Najbardziej znana polska historia wielkiej odprawy to przypadek prezesa Orlenu Jacka Walczykowskiego. Pracował w państwowej firmie 19 dni i żądał za to 7 milionów złotych odprawy. Ostatecznie przegrał przed sądem i nie dostał złotówki. To jednak wyjątek potwierdzający regułę, że członkowie zarządów państwowych firm wielokrotnie otrzymywali w postaci odprawy szokujące sumy.

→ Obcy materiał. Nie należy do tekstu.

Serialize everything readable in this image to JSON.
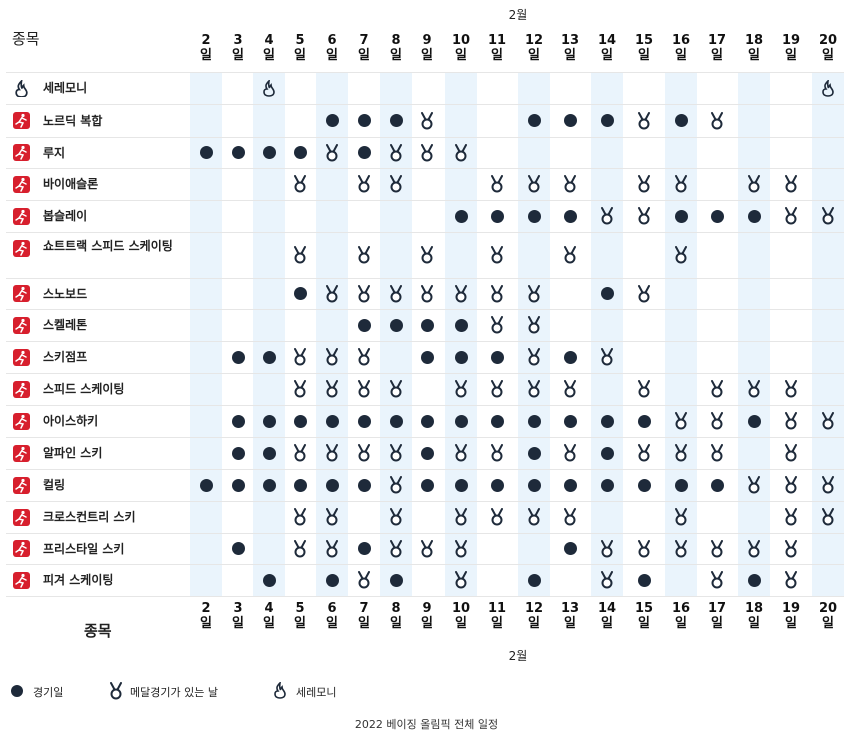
{
  "header": {
    "month": "2월",
    "sport_col": "종목",
    "day_suffix": "일"
  },
  "days": [
    "2",
    "3",
    "4",
    "5",
    "6",
    "7",
    "8",
    "9",
    "10",
    "11",
    "12",
    "13",
    "14",
    "15",
    "16",
    "17",
    "18",
    "19",
    "20"
  ],
  "sports": [
    {
      "name": "세레모니",
      "icon": "ceremony-icon",
      "cells": [
        "",
        "",
        "C",
        "",
        "",
        "",
        "",
        "",
        "",
        "",
        "",
        "",
        "",
        "",
        "",
        "",
        "",
        "",
        "C"
      ]
    },
    {
      "name": "노르딕 복합",
      "icon": "nordic-combined-icon",
      "cells": [
        "",
        "",
        "",
        "",
        "E",
        "E",
        "E",
        "M",
        "",
        "",
        "E",
        "E",
        "E",
        "M",
        "E",
        "M",
        "",
        "",
        ""
      ]
    },
    {
      "name": "루지",
      "icon": "luge-icon",
      "cells": [
        "E",
        "E",
        "E",
        "E",
        "M",
        "E",
        "M",
        "M",
        "M",
        "",
        "",
        "",
        "",
        "",
        "",
        "",
        "",
        "",
        ""
      ]
    },
    {
      "name": "바이애슬론",
      "icon": "biathlon-icon",
      "cells": [
        "",
        "",
        "",
        "M",
        "",
        "M",
        "M",
        "",
        "",
        "M",
        "M",
        "M",
        "",
        "M",
        "M",
        "",
        "M",
        "M",
        ""
      ]
    },
    {
      "name": "봅슬레이",
      "icon": "bobsleigh-icon",
      "cells": [
        "",
        "",
        "",
        "",
        "",
        "",
        "",
        "",
        "E",
        "E",
        "E",
        "E",
        "M",
        "M",
        "E",
        "E",
        "E",
        "M",
        "M"
      ]
    },
    {
      "name": "쇼트트랙 스피드 스케이팅",
      "icon": "short-track-icon",
      "cells": [
        "",
        "",
        "",
        "M",
        "",
        "M",
        "",
        "M",
        "",
        "M",
        "",
        "M",
        "",
        "",
        "M",
        "",
        "",
        "",
        ""
      ]
    },
    {
      "name": "스노보드",
      "icon": "snowboard-icon",
      "cells": [
        "",
        "",
        "",
        "E",
        "M",
        "M",
        "M",
        "M",
        "M",
        "M",
        "M",
        "",
        "E",
        "M",
        "",
        "",
        "",
        "",
        ""
      ]
    },
    {
      "name": "스켈레톤",
      "icon": "skeleton-icon",
      "cells": [
        "",
        "",
        "",
        "",
        "",
        "E",
        "E",
        "E",
        "E",
        "M",
        "M",
        "",
        "",
        "",
        "",
        "",
        "",
        "",
        ""
      ]
    },
    {
      "name": "스키점프",
      "icon": "ski-jumping-icon",
      "cells": [
        "",
        "E",
        "E",
        "M",
        "M",
        "M",
        "",
        "E",
        "E",
        "E",
        "M",
        "E",
        "M",
        "",
        "",
        "",
        "",
        "",
        ""
      ]
    },
    {
      "name": "스피드 스케이팅",
      "icon": "speed-skating-icon",
      "cells": [
        "",
        "",
        "",
        "M",
        "M",
        "M",
        "M",
        "",
        "M",
        "M",
        "M",
        "M",
        "",
        "M",
        "",
        "M",
        "M",
        "M",
        ""
      ]
    },
    {
      "name": "아이스하키",
      "icon": "ice-hockey-icon",
      "cells": [
        "",
        "E",
        "E",
        "E",
        "E",
        "E",
        "E",
        "E",
        "E",
        "E",
        "E",
        "E",
        "E",
        "E",
        "M",
        "M",
        "E",
        "M",
        "M"
      ]
    },
    {
      "name": "알파인 스키",
      "icon": "alpine-skiing-icon",
      "cells": [
        "",
        "E",
        "E",
        "M",
        "M",
        "M",
        "M",
        "E",
        "M",
        "M",
        "E",
        "M",
        "E",
        "M",
        "M",
        "M",
        "",
        "M",
        ""
      ]
    },
    {
      "name": "컬링",
      "icon": "curling-icon",
      "cells": [
        "E",
        "E",
        "E",
        "E",
        "E",
        "E",
        "M",
        "E",
        "E",
        "E",
        "E",
        "E",
        "E",
        "E",
        "E",
        "E",
        "M",
        "M",
        "M"
      ]
    },
    {
      "name": "크로스컨트리 스키",
      "icon": "cross-country-icon",
      "cells": [
        "",
        "",
        "",
        "M",
        "M",
        "",
        "M",
        "",
        "M",
        "M",
        "M",
        "M",
        "",
        "",
        "M",
        "",
        "",
        "M",
        "M"
      ]
    },
    {
      "name": "프리스타일 스키",
      "icon": "freestyle-skiing-icon",
      "cells": [
        "",
        "E",
        "",
        "M",
        "M",
        "E",
        "M",
        "M",
        "M",
        "",
        "",
        "E",
        "M",
        "M",
        "M",
        "M",
        "M",
        "M",
        ""
      ]
    },
    {
      "name": "피겨 스케이팅",
      "icon": "figure-skating-icon",
      "cells": [
        "",
        "",
        "E",
        "",
        "E",
        "M",
        "E",
        "",
        "M",
        "",
        "E",
        "",
        "M",
        "E",
        "",
        "M",
        "E",
        "M",
        ""
      ]
    }
  ],
  "legend": {
    "event_day": "경기일",
    "medal_day": "메달경기가 있는 날",
    "ceremony": "세레모니"
  },
  "caption": "2022 베이징 올림픽 전체 일정",
  "colors": {
    "column_highlight": "#eaf4fc",
    "dot": "#1e2a3a",
    "sport_icon": "#d71f2d"
  }
}
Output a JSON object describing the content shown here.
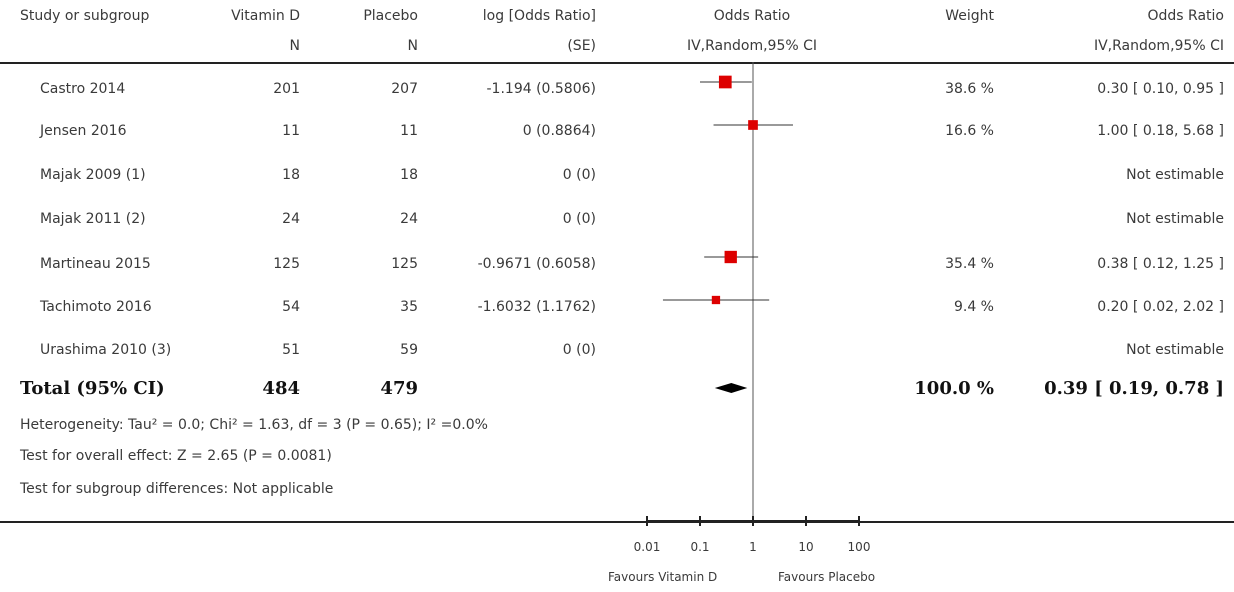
{
  "header": {
    "study": "Study or subgroup",
    "vitd": "Vitamin D",
    "vitd_sub": "N",
    "placebo": "Placebo",
    "placebo_sub": "N",
    "logor": "log [Odds Ratio]",
    "logor_sub": "(SE)",
    "or_plot": "Odds Ratio",
    "or_plot_sub": "IV,Random,95% CI",
    "weight": "Weight",
    "or_text": "Odds Ratio",
    "or_text_sub": "IV,Random,95% CI"
  },
  "rows": [
    {
      "study": "Castro 2014",
      "vitd": "201",
      "placebo": "207",
      "logor": "-1.194 (0.5806)",
      "weight": "38.6 %",
      "or": "0.30 [ 0.10, 0.95 ]"
    },
    {
      "study": "Jensen 2016",
      "vitd": "11",
      "placebo": "11",
      "logor": "0 (0.8864)",
      "weight": "16.6 %",
      "or": "1.00 [ 0.18, 5.68 ]"
    },
    {
      "study": "Majak 2009 (1)",
      "vitd": "18",
      "placebo": "18",
      "logor": "0 (0)",
      "weight": "",
      "or": "Not estimable"
    },
    {
      "study": "Majak 2011 (2)",
      "vitd": "24",
      "placebo": "24",
      "logor": "0 (0)",
      "weight": "",
      "or": "Not estimable"
    },
    {
      "study": "Martineau 2015",
      "vitd": "125",
      "placebo": "125",
      "logor": "-0.9671 (0.6058)",
      "weight": "35.4 %",
      "or": "0.38 [ 0.12, 1.25 ]"
    },
    {
      "study": "Tachimoto 2016",
      "vitd": "54",
      "placebo": "35",
      "logor": "-1.6032 (1.1762)",
      "weight": "9.4 %",
      "or": "0.20 [ 0.02, 2.02 ]"
    },
    {
      "study": "Urashima 2010 (3)",
      "vitd": "51",
      "placebo": "59",
      "logor": "0 (0)",
      "weight": "",
      "or": "Not estimable"
    }
  ],
  "total": {
    "label": "Total (95% CI)",
    "vitd": "484",
    "placebo": "479",
    "weight": "100.0 %",
    "or": "0.39 [ 0.19, 0.78 ]"
  },
  "footer": {
    "heterogeneity": "Heterogeneity: Tau² = 0.0; Chi² = 1.63, df = 3 (P = 0.65); I² =0.0%",
    "overall": "Test for overall effect: Z = 2.65 (P = 0.0081)",
    "subgroup": "Test for subgroup differences: Not applicable"
  },
  "axis": {
    "favours_left": "Favours Vitamin D",
    "favours_right": "Favours Placebo"
  },
  "colors": {
    "marker": "#dd0000",
    "line": "#333333",
    "diamond": "#000000"
  },
  "chart_data": {
    "type": "forest",
    "scale": "log",
    "x_ticks": [
      0.01,
      0.1,
      1,
      10,
      100
    ],
    "x_tick_labels": [
      "0.01",
      "0.1",
      "1",
      "10",
      "100"
    ],
    "null_value": 1,
    "studies": [
      {
        "name": "Castro 2014",
        "or": 0.3,
        "lo": 0.1,
        "hi": 0.95,
        "weight": 38.6
      },
      {
        "name": "Jensen 2016",
        "or": 1.0,
        "lo": 0.18,
        "hi": 5.68,
        "weight": 16.6
      },
      {
        "name": "Majak 2009 (1)",
        "or": null,
        "lo": null,
        "hi": null,
        "weight": null
      },
      {
        "name": "Majak 2011 (2)",
        "or": null,
        "lo": null,
        "hi": null,
        "weight": null
      },
      {
        "name": "Martineau 2015",
        "or": 0.38,
        "lo": 0.12,
        "hi": 1.25,
        "weight": 35.4
      },
      {
        "name": "Tachimoto 2016",
        "or": 0.2,
        "lo": 0.02,
        "hi": 2.02,
        "weight": 9.4
      },
      {
        "name": "Urashima 2010 (3)",
        "or": null,
        "lo": null,
        "hi": null,
        "weight": null
      }
    ],
    "pooled": {
      "or": 0.39,
      "lo": 0.19,
      "hi": 0.78,
      "weight": 100.0
    }
  }
}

Po podaniu się do dymisji były prezes PGE Krzysztof Kilian dostał prawie 2 miliony złotych odprawy. Szef Narodowego Centrum Sportu Rafał Kapler wziął 600 tysięcy. Odchodzący z CIECHu Mirosław Kochalski zabrał milion złotych. Ludwikowi Sobolewskiemu ułatwiono odejście z funkcji prezesa Giełdy Papierów Wartościowych przelewem na ponad milion złotych.

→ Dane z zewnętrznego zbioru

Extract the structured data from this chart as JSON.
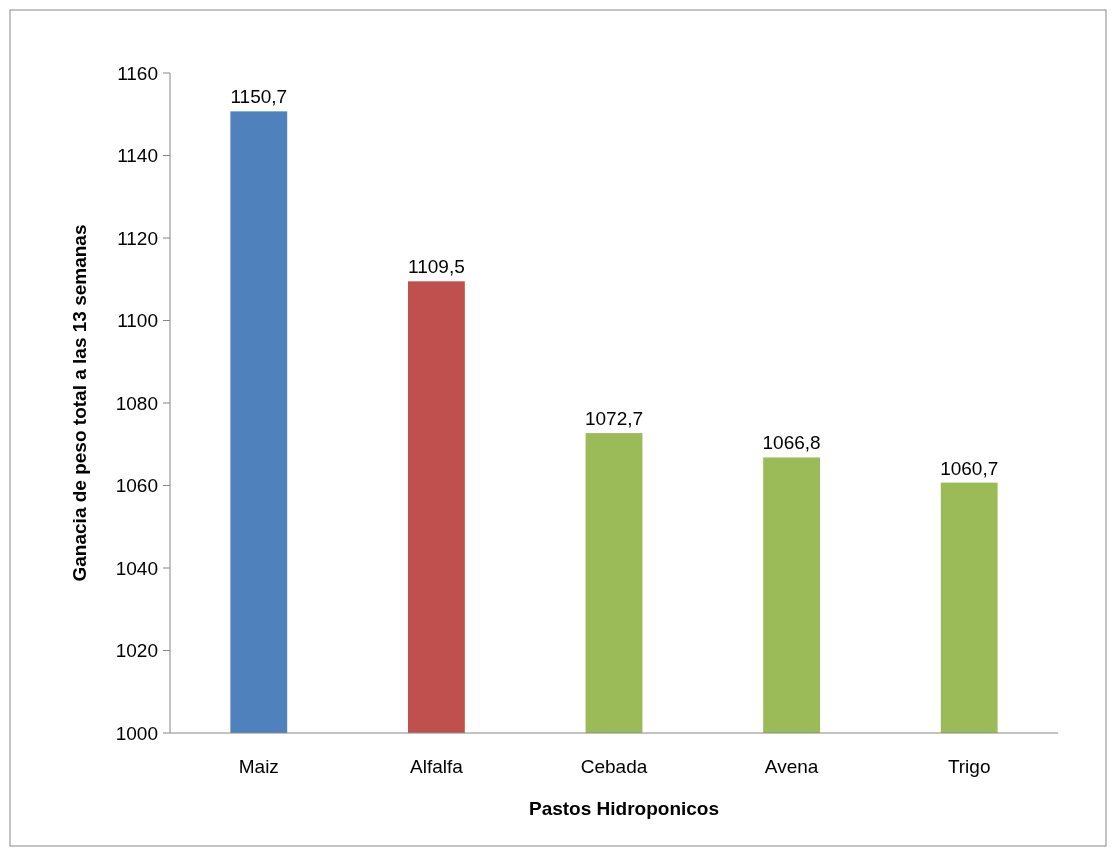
{
  "chart_data": {
    "type": "bar",
    "xlabel": "Pastos Hidroponicos",
    "ylabel": "Ganacia de peso total a las 13 semanas",
    "categories": [
      "Maiz",
      "Alfalfa",
      "Cebada",
      "Avena",
      "Trigo"
    ],
    "values": [
      1150.7,
      1109.5,
      1072.7,
      1066.8,
      1060.7
    ],
    "value_labels": [
      "1150,7",
      "1109,5",
      "1072,7",
      "1066,8",
      "1060,7"
    ],
    "colors": [
      "#4f81bd",
      "#c0504d",
      "#9bbb59",
      "#9bbb59",
      "#9bbb59"
    ],
    "ylim": [
      1000,
      1160
    ],
    "yticks": [
      1000,
      1020,
      1040,
      1060,
      1080,
      1100,
      1120,
      1140,
      1160
    ],
    "grid": false
  }
}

Szczególnie szokujące są przypadki managerów, którzy pracują w spółkach bardzo krótki czas a mimo to należy im się odprawa. Jedną z takich osób jest Robert Pietryszyn - nowy prezes Lotosu. Pietryszyn przez pięć miesięcy przed wyjazdem do Gdańska pracował jako członek zarządów dwóch innych państwowych firm: PZU i PZU Życie. Po jego odejściu na stanowisko szefa Lotosu natychmiast pojawiły się pytania, czy Pietryszyn zostanie hojnie nagrodzony za zaledwie kilka miesięcy pracy.

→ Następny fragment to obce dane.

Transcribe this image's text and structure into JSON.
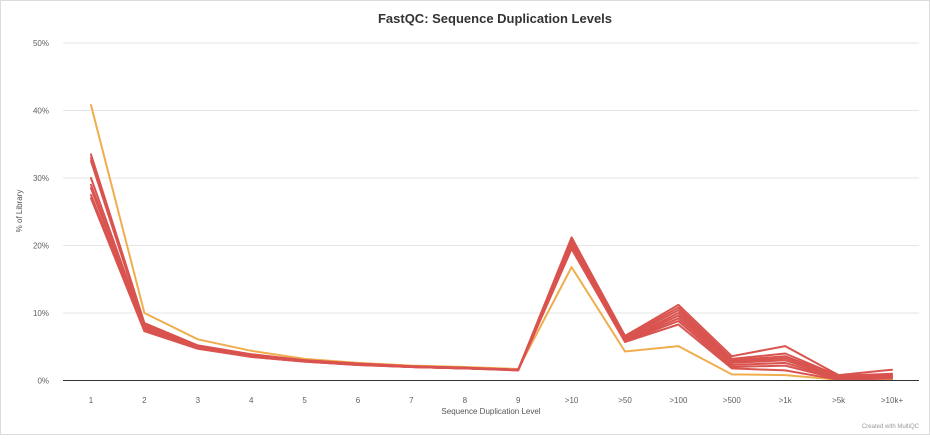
{
  "chart_data": {
    "type": "line",
    "title": "FastQC: Sequence Duplication Levels",
    "xlabel": "Sequence Duplication Level",
    "ylabel": "% of Library",
    "categories": [
      "1",
      "2",
      "3",
      "4",
      "5",
      "6",
      "7",
      "8",
      "9",
      ">10",
      ">50",
      ">100",
      ">500",
      ">1k",
      ">5k",
      ">10k+"
    ],
    "y_ticks": [
      "0%",
      "10%",
      "20%",
      "30%",
      "40%",
      "50%"
    ],
    "ylim": [
      0,
      50
    ],
    "grid": true,
    "legend": "none",
    "colors": {
      "red": "#d9534f",
      "orange": "#f0ad4e"
    },
    "series": [
      {
        "color": "#f0ad4e",
        "values": [
          40.8,
          10.0,
          6.1,
          4.4,
          3.2,
          2.6,
          2.2,
          2.0,
          1.7,
          16.8,
          4.3,
          5.1,
          0.9,
          0.8,
          0.1,
          0.1
        ]
      },
      {
        "color": "#d9534f",
        "values": [
          33.5,
          8.5,
          5.2,
          3.9,
          3.0,
          2.5,
          2.1,
          1.9,
          1.6,
          21.2,
          6.6,
          11.2,
          3.6,
          5.1,
          0.8,
          1.6
        ]
      },
      {
        "color": "#d9534f",
        "values": [
          33.0,
          8.3,
          5.1,
          3.8,
          3.0,
          2.5,
          2.1,
          1.9,
          1.6,
          20.8,
          6.4,
          10.8,
          3.2,
          4.0,
          0.7,
          1.0
        ]
      },
      {
        "color": "#d9534f",
        "values": [
          32.5,
          8.1,
          5.0,
          3.7,
          2.9,
          2.4,
          2.1,
          1.8,
          1.6,
          20.5,
          6.2,
          10.4,
          3.0,
          3.6,
          0.6,
          0.8
        ]
      },
      {
        "color": "#d9534f",
        "values": [
          30.0,
          7.9,
          5.0,
          3.7,
          2.9,
          2.4,
          2.0,
          1.8,
          1.6,
          20.3,
          6.0,
          10.0,
          2.8,
          3.3,
          0.5,
          0.7
        ]
      },
      {
        "color": "#d9534f",
        "values": [
          29.0,
          7.7,
          4.9,
          3.6,
          2.9,
          2.4,
          2.0,
          1.8,
          1.6,
          20.0,
          6.0,
          9.6,
          2.6,
          3.0,
          0.4,
          0.6
        ]
      },
      {
        "color": "#d9534f",
        "values": [
          28.5,
          7.6,
          4.9,
          3.6,
          2.9,
          2.4,
          2.0,
          1.8,
          1.6,
          19.8,
          5.9,
          9.2,
          2.3,
          2.6,
          0.3,
          0.5
        ]
      },
      {
        "color": "#d9534f",
        "values": [
          27.5,
          7.4,
          4.8,
          3.5,
          2.8,
          2.3,
          2.0,
          1.8,
          1.5,
          19.6,
          5.8,
          8.8,
          2.0,
          2.2,
          0.2,
          0.4
        ]
      },
      {
        "color": "#d9534f",
        "values": [
          27.0,
          7.3,
          4.7,
          3.5,
          2.8,
          2.3,
          2.0,
          1.8,
          1.5,
          19.5,
          5.7,
          8.3,
          1.8,
          1.5,
          0.1,
          0.3
        ]
      }
    ]
  },
  "credit": "Created with MultiQC"
}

Firma kilka dni temu poinformowała Gazetę Wyborczą, że prezes Pietryszyn nie miał prawa do "żadnego odszkodowania ani odprawy", bo w taki sposób konstruowane są umowy o pracę z członkami zarządów w grupie.
Poszliśmy tym tropem i, jak się dowiedzieliśmy Pietryszyn, miał otrzymać kilkaset tysięcy złotych z tytułu zakazu konkurencji w firmach z branży ubezpieczeniowej. PZU przyznaje, że takie umowy są zawierane niezależnie od umów o pracę. Były prezes PZU Andrzej Klesyk dostał prawie 3 miliony złotych, gdy kilka miesięcy temu "na prośbę ministra skarbu z PIS" złożył dymisję.
Tymczasem Robert Pietryszyn postanowił nie przyjmować odszkodowania. Jak się dowiedzieliśmy do PZU wpłynęło jego pismo, w którym informuje o decyzji i rezygnuje z przelewu na mniej więcej pół miliona złotych.